Learn about milk history in America from pasteurization, homogenization, the dairy industry, and raw milk issues. Discover how wonderfully delicious and nutritious real milk can be.

Once upon a time, cows supplied us with delicious whole milk, wonderful fresh cream, skim milk fit to drink, refreshing soured skim milk, nutrient-rich curd and whey, truly lovely butter and real buttermilk. A single batch of fresh milk could have yielded still other transformations — yogurt, fresh cheese or clotted cream, for instance.

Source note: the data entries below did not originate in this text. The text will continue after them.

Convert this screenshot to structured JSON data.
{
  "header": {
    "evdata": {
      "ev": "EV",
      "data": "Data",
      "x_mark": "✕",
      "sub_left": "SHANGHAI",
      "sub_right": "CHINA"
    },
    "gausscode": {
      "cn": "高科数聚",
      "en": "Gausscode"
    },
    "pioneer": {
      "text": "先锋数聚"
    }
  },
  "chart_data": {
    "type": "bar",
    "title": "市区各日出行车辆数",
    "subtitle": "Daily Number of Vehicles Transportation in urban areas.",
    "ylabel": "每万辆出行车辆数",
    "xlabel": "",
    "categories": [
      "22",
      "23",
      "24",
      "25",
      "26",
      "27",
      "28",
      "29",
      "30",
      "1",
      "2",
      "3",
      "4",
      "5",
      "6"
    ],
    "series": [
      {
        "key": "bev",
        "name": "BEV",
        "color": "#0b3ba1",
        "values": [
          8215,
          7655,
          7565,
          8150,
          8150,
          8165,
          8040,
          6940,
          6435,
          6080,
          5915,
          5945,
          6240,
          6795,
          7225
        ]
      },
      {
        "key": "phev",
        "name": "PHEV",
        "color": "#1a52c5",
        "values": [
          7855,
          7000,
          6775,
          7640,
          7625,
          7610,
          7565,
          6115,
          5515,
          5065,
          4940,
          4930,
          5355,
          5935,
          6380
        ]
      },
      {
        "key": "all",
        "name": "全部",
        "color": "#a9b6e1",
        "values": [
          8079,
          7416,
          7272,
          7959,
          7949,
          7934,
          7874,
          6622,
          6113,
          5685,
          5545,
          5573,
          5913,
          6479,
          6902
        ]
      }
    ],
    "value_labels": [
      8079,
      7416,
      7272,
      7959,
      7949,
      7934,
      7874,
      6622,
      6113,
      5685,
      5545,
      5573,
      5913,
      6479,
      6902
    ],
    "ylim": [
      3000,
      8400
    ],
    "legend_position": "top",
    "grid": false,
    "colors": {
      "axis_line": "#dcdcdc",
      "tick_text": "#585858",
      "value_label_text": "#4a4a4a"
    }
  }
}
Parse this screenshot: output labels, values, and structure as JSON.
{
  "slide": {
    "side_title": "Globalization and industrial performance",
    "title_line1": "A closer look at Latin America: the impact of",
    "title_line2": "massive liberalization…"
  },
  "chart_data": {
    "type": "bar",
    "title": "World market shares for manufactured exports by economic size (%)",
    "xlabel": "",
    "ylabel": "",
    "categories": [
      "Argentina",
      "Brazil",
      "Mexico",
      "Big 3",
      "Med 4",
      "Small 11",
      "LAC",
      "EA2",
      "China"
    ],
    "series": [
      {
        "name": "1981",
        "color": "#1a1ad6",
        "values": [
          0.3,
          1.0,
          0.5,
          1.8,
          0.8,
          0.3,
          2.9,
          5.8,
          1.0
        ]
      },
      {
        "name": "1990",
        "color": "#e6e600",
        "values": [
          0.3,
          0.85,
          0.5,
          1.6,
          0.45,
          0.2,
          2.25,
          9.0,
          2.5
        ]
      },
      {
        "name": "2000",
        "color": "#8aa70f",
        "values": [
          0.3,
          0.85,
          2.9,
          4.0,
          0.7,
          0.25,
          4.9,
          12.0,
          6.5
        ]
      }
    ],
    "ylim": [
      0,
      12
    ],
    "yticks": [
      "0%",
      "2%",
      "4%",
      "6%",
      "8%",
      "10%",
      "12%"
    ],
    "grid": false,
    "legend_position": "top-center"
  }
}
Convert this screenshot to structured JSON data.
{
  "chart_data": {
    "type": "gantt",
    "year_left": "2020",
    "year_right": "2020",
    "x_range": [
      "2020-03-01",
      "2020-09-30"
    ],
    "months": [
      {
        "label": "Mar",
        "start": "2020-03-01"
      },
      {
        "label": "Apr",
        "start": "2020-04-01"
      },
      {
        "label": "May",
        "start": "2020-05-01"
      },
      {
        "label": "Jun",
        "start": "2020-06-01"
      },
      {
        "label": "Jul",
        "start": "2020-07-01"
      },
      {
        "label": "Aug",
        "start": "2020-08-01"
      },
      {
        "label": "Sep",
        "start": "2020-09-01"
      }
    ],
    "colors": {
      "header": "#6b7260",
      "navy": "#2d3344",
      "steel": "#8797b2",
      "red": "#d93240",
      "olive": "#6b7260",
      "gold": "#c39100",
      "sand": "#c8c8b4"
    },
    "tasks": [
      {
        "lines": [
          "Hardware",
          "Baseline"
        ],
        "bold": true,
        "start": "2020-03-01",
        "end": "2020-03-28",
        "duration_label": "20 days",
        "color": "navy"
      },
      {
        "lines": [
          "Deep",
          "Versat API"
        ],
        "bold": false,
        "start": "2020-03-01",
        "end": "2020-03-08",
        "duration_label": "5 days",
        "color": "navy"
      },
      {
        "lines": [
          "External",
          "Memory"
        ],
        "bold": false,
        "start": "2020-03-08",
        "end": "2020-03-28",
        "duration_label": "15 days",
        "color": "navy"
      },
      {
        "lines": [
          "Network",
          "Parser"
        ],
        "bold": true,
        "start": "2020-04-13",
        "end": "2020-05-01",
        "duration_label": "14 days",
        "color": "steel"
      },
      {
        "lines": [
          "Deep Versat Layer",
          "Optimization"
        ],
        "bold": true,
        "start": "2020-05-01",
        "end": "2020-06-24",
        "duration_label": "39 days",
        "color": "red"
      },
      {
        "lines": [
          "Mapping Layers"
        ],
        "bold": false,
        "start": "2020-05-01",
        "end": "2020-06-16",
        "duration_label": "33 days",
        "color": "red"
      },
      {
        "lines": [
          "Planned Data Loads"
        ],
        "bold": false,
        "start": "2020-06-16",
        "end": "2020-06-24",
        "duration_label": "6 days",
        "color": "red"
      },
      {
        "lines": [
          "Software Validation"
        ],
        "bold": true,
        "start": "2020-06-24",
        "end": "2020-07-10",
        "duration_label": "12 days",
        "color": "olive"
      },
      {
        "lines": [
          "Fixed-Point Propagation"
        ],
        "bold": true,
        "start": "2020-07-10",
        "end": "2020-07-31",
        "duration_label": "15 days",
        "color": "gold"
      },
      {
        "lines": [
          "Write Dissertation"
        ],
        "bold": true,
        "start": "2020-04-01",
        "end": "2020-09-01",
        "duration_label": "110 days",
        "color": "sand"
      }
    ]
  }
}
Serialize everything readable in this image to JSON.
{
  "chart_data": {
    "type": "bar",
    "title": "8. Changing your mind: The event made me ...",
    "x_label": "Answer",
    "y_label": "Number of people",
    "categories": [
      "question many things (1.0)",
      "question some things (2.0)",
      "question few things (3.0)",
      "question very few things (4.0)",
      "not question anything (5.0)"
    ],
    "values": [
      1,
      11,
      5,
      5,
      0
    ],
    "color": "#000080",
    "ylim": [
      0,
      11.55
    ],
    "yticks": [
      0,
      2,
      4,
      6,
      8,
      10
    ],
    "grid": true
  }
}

Like so many of today’s supermarket offerings, modern “milk” and dairy products have lost the rich flavors our ancestors enjoyed. Can we recapture the culinary magic that is ancient dairy chemistry? What’s going on with the small scale artisans who still practice this traditional magic? Could our collective voices move the American dairy industry to bring us real milk, in less manhandled and denatured form? We have reasons to be hopeful.

Dairy Foods in Today’s America

Thousands of years ago in the Near East, somebody saw an animal nursing her young and had the eccentric idea of getting in on the act. A strange custom, this, using another creature’s milk for food. But in regions where it took hold, milk became the object of prehistoric skills that we can still learn from.

In the late 1960s, before waves of immigration brought people from every corner of the globe to the United States, the American food scene had two goals: to get as many different products as possible before the buying public, and to weed out alternatives that would interfere with profits. Both aims merrily coexist today, with lunatic results exemplified by, let’s say, yogurt. You can now walk into a supermarket and take your pick of “amaretto cheesecake” nonfat yogurt, low-fat yogurt with Reese’s Pieces, or milk-free chocolate soy yogurt — without being able to find anything that people brought up on the real thing would recognize as real yogurt worth putting a spoon into.